Afghan women face rise in violence

Afghanistan's independent human rights commission says violence against women has increased over the past year.

The commission says it has recorded 265 cases of forced marriage and 165 cases of self-immolation, where women deliberately set fire to themselves.

In both cases the numbers are higher than those recorded previously.

The new Afghan constitution drawn up after the fall of the Taleban in 2001 is supposed to protect women but millions still face discrimination.

The rights commission says that even as many people in the country are faced with a worsening security situation, women are having to deal with increased cases of domestic violence.

It says that many continue to be forced into marriages against their will.

Last year it recorded 265 such cases, an increase from the previous year.

The commission says that more than half of the women in question are married under the legal age of 18-years-old.

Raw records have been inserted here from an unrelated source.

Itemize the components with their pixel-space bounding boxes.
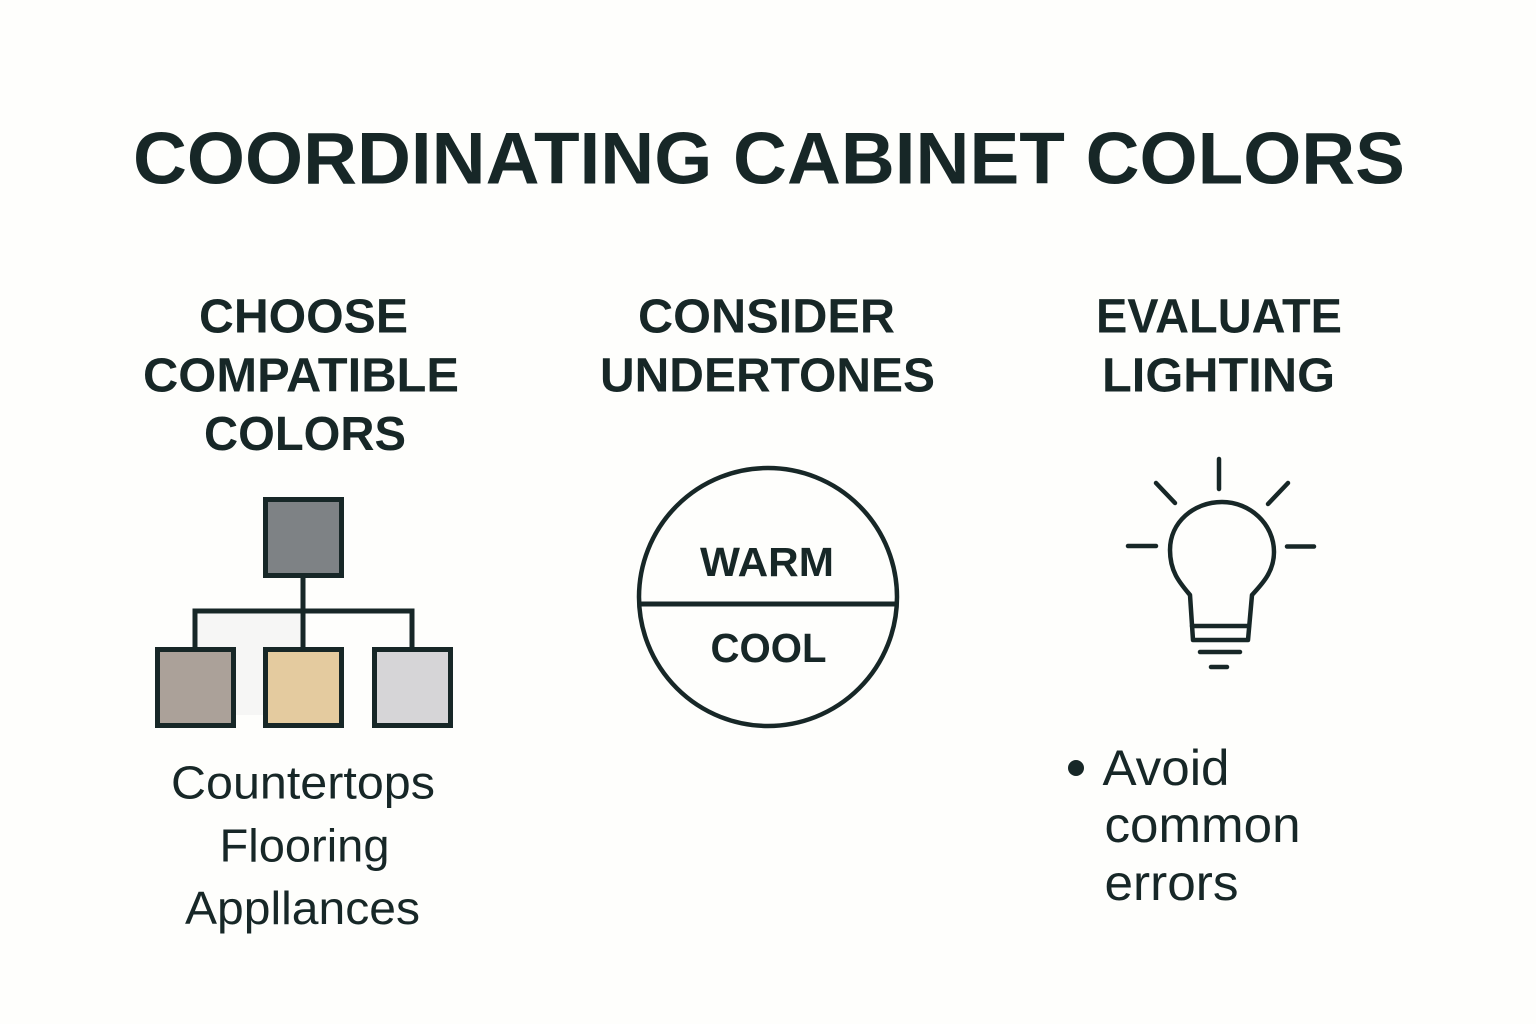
chart: warm and cool circle: COOL <box>710 625 826 671</box>
chart: warm and cool circle <box>639 468 897 726</box>
heading: choose compatible colors: CHOOSE <box>199 290 408 344</box>
text: avoid common errors bullet: common <box>1104 797 1300 853</box>
icon: light bulb <box>1128 459 1314 667</box>
text: avoid common errors bullet: Avoid <box>1102 740 1230 796</box>
text: avoid common errors bullet <box>1068 740 1300 911</box>
panel: choose compatible colors <box>143 290 459 934</box>
panel: evaluate lighting <box>1068 290 1342 911</box>
heading: evaluate lighting <box>1096 290 1342 402</box>
heading: choose compatible colors: COMPATIBLE <box>143 350 459 402</box>
text: coordinating surfaces list: Appllances <box>185 882 420 934</box>
heading: evaluate lighting: EVALUATE <box>1096 290 1342 344</box>
text: avoid common errors bullet: errors <box>1104 855 1238 911</box>
text: coordinating surfaces list: Countertops <box>171 756 435 808</box>
heading: consider undertones <box>600 290 935 402</box>
heading: evaluate lighting: LIGHTING <box>1102 350 1335 402</box>
text: coordinating surfaces list: Flooring <box>220 820 390 872</box>
heading: choose compatible colors: COLORS <box>204 408 406 461</box>
text: coordinating surfaces list <box>171 756 435 934</box>
chart: warm and cool circle: WARM <box>700 539 834 585</box>
chart: color hierarchy swatches <box>158 500 450 726</box>
heading: choose compatible colors <box>143 290 459 461</box>
title: COORDINATING CABINET COLORS <box>133 118 1405 200</box>
panel: consider undertones <box>600 290 935 726</box>
heading: consider undertones: UNDERTONES <box>600 350 935 402</box>
heading: consider undertones: CONSIDER <box>638 290 895 344</box>
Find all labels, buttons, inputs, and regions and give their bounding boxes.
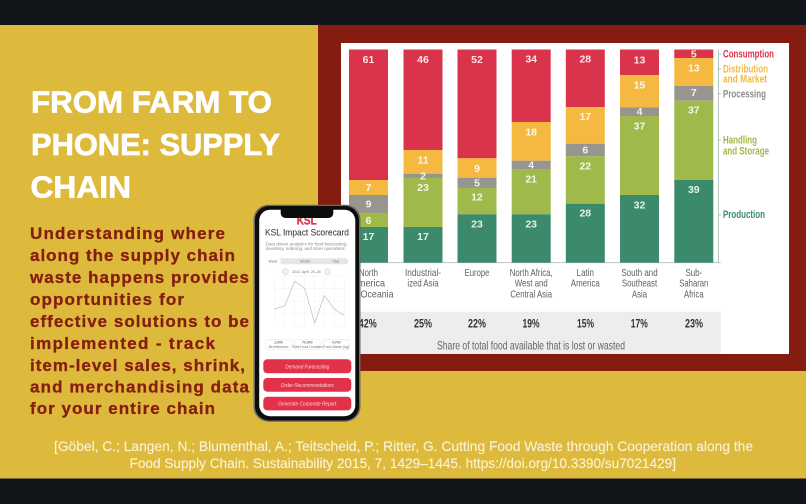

Experts say poverty often drives families to marry off their daughters to older, wealthier men.

In some instances, women are handed over to resolve a community dispute.

To escape this situation many women commit suicide by burning themselves.

The commissioners recorded 165 cases of self-immolation in 2007.

Although these are nationwide figures, it says the actual numbers could be higher.

A new law against domestic violence and forced marriage has been drafted and is to be debated in parliament.

But previous steps such as laws to fight discrimination and under-age marriage have done little to stop the trend, especially in the villages.